It is cumbersome to find the magnitudes of vectors using the parallelogram rule or using the graphical method to perform mathematical operations like addition, subtraction, and multiplication. There are two ways to circumvent this algebraic complexity. One way is to draw the vectors to scale, as in navigation, and read approximate vector lengths and angles (directions) from the graphs. The other way is to use the method of components.
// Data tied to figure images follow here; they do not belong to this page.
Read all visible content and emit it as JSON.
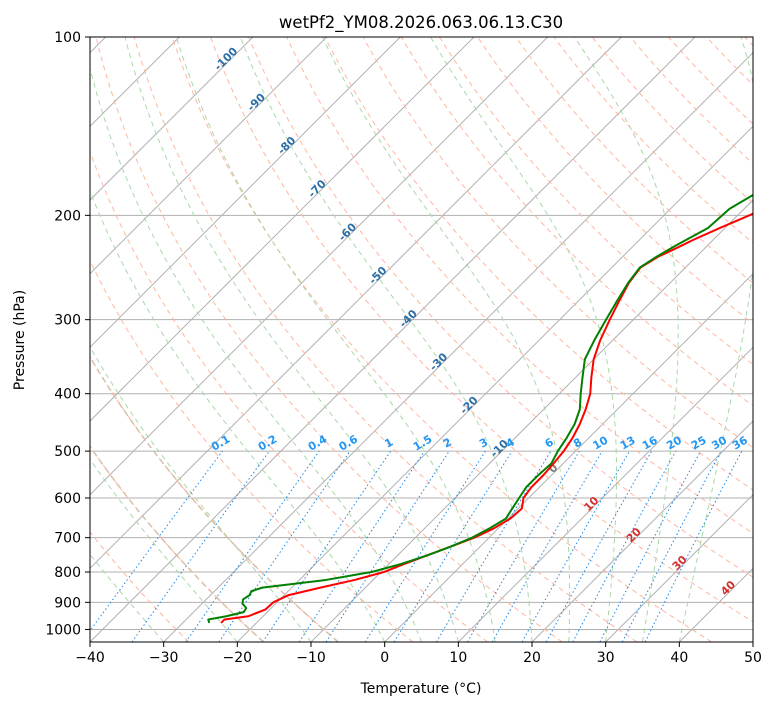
{
  "chart_data": {
    "type": "line",
    "title": "wetPf2_YM08.2026.063.06.13.C30",
    "xlabel": "Temperature (°C)",
    "ylabel": "Pressure (hPa)",
    "xlim": [
      -40,
      50
    ],
    "ylim": [
      1050,
      100
    ],
    "y_scale": "log",
    "grid": true,
    "x_ticks": [
      -40,
      -30,
      -20,
      -10,
      0,
      10,
      20,
      30,
      40,
      50
    ],
    "y_ticks": [
      100,
      200,
      300,
      400,
      500,
      600,
      700,
      800,
      900,
      1000
    ],
    "series": [
      {
        "color": "#ff0000",
        "pressure": [
          975,
          962,
          950,
          925,
          900,
          875,
          850,
          825,
          800,
          775,
          750,
          725,
          700,
          675,
          650,
          625,
          600,
          575,
          550,
          525,
          500,
          475,
          450,
          425,
          400,
          375,
          350,
          325,
          300,
          280,
          260,
          245,
          235,
          228,
          220,
          210,
          200,
          190,
          180,
          170,
          160,
          150,
          140,
          130,
          120,
          110,
          100
        ],
        "temperature": [
          -24.8,
          -24.8,
          -22.0,
          -20.6,
          -20.5,
          -19.4,
          -16.1,
          -12.5,
          -9.6,
          -7.9,
          -6.0,
          -4.0,
          -2.0,
          -0.6,
          0.3,
          0.5,
          -0.7,
          -1.1,
          -1.1,
          -1.3,
          -1.6,
          -2.2,
          -3.1,
          -4.3,
          -5.8,
          -7.9,
          -10.0,
          -11.7,
          -13.2,
          -14.4,
          -15.6,
          -16.1,
          -15.2,
          -14.0,
          -12.7,
          -10.7,
          -8.4,
          -6.5,
          -4.5,
          -2.8,
          -1.2,
          0.8,
          2.8,
          4.8,
          6.9,
          8.2,
          9.6
        ]
      },
      {
        "color": "#008000",
        "pressure": [
          975,
          962,
          950,
          935,
          920,
          905,
          890,
          875,
          862,
          850,
          825,
          800,
          775,
          750,
          725,
          700,
          675,
          650,
          625,
          600,
          575,
          550,
          525,
          500,
          475,
          450,
          425,
          400,
          375,
          350,
          325,
          300,
          280,
          260,
          245,
          235,
          225,
          210,
          195,
          185,
          175,
          165,
          160,
          150,
          140,
          130,
          120,
          110,
          100
        ],
        "temperature": [
          -26.4,
          -27.0,
          -25.0,
          -23.2,
          -23.4,
          -24.5,
          -25.0,
          -24.7,
          -25.0,
          -24.0,
          -16.4,
          -11.3,
          -8.3,
          -6.0,
          -4.0,
          -2.3,
          -1.2,
          -0.3,
          -0.8,
          -1.3,
          -1.8,
          -1.8,
          -1.6,
          -2.4,
          -3.0,
          -3.8,
          -5.1,
          -7.1,
          -9.1,
          -11.2,
          -12.5,
          -13.7,
          -14.7,
          -15.7,
          -16.2,
          -15.4,
          -14.3,
          -12.3,
          -12.0,
          -10.7,
          -10.2,
          -10.2,
          -10.8,
          -10.3,
          -9.0,
          -8.0,
          -6.3,
          -4.5,
          -1.9
        ]
      }
    ],
    "mixing_ratio_labels": [
      "0.1",
      "0.2",
      "0.4",
      "0.6",
      "1",
      "1.5",
      "2",
      "3",
      "4",
      "6",
      "8",
      "10",
      "13",
      "16",
      "20",
      "25",
      "30",
      "36"
    ],
    "mixing_ratio_values": [
      0.1,
      0.2,
      0.4,
      0.6,
      1,
      1.5,
      2,
      3,
      4,
      6,
      8,
      10,
      13,
      16,
      20,
      25,
      30,
      36
    ],
    "moist_adiabat_labels": [
      "0",
      "10",
      "20",
      "30",
      "40"
    ],
    "dry_adiabat_labels": [
      "-100",
      "-90",
      "-80",
      "-70",
      "-60",
      "-50",
      "-40",
      "-30",
      "-20",
      "-10"
    ],
    "colors": {
      "isotherm": "#b0b0b0",
      "dry_adiabat": "#ffb6a0",
      "moist_adiabat": "#a8d8a8",
      "mixing_ratio": "#1e88e5",
      "mixing_ratio_label": "#2196f3",
      "dry_adiabat_label": "#2c6fa8",
      "moist_adiabat_label": "#d32f2f",
      "moist_zero_label": "#808080",
      "dry_adiabat_curve": "#d8c0a8"
    }
  }
}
In many applications, the magnitudes and directions of vector quantities are known, and we need to find the resultant of many vectors. For example, imagine 400 cars moving on the Golden Gate Bridge in San Francisco on a windy day. Every car traveling on the bridge creates air turbulence as it moves, which results in a change in the air pressure around the car. This change in air pressure produces a force, known as wind force, that is exerted on the car and the surrounding objects, including the bridge. As each car moves across the bridge, it imparts a distinct wind force that affects the bridge from a different direction, causing it to experience varying wind pressures from multiple directions. We have already gained some experience with the geometric construction of vector sums, so finding the resultant by drawing the vectors and measuring their lengths and angles may become quickly intractable, leading to huge errors. Issues like these do not appear when we use analytical methods.
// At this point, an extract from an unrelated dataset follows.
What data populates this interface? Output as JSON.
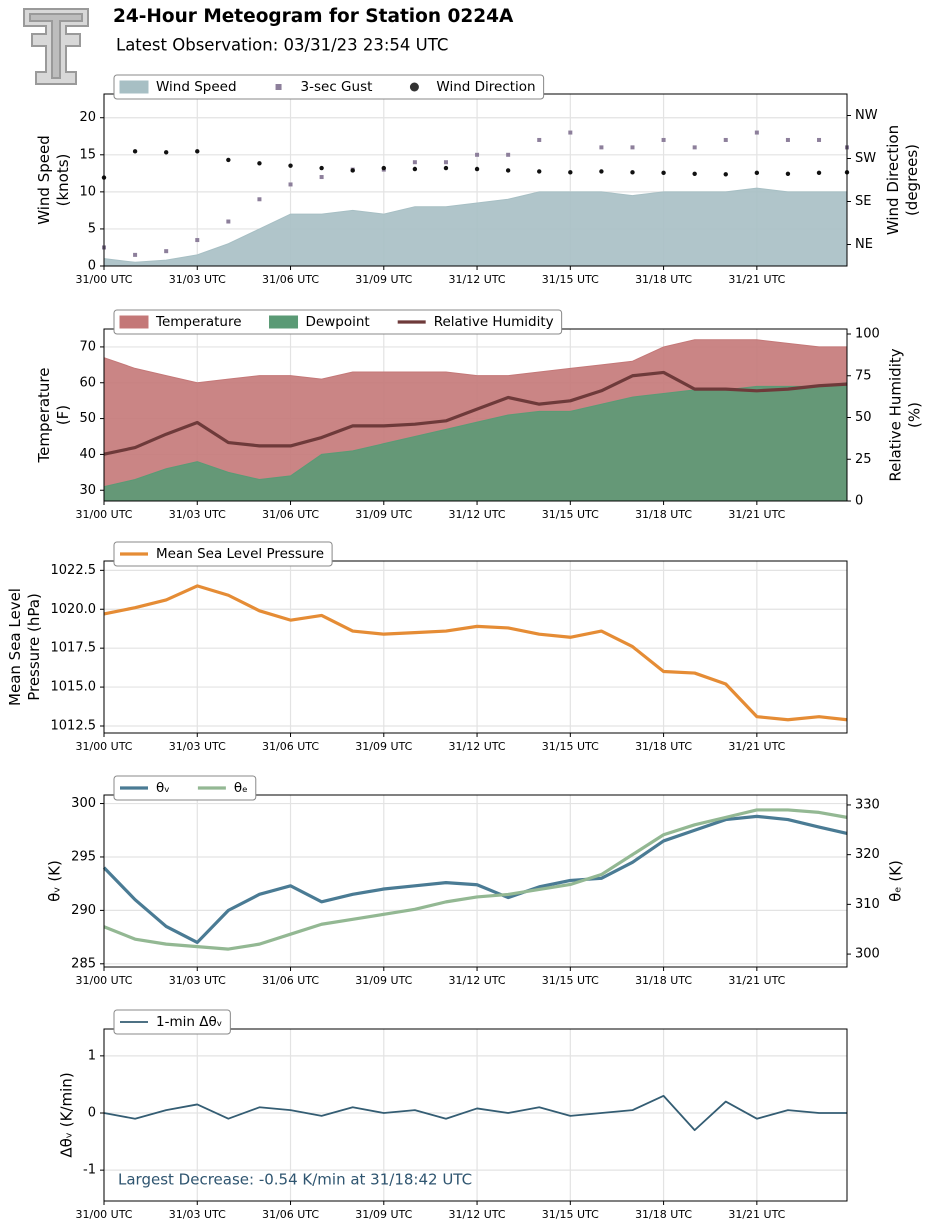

The first step in an analytical approach is to find the vector components when the direction and magnitude of a vector are known. Resolving vectors into their scalar components and expressing them analytically in vector component form allows us to use vector algebra to find the sums or differences of many vectors analytically (i.e., without using graphical methods). For example, to add two vectors, we simply add them component by component. Analytical methods for finding the resultant and, in general, solving vector equations are critical in physics because many physical quantities are vectors. For example, we use this method in kinematics to find resultant displacement vectors and resultant velocity vectors, in mechanics to find resultant force vectors and the resultants of many derived vector quantities, and in electricity and magnetism to find resultant electric or magnetic vector fields.
Multiplication of a vector by a scalar gives a vector quantity; this is known as scalar multiplication. When a vector is multiplied by a positive scalar, the result is a new vector parallel to the given vector. The magnitude of this new vector is obtained by multiplying the individual scalar components of the original vector by the scalar. Similarly, if a vector is multiplied by a negative scalar, a vector antiparallel to the initial vector is obtained.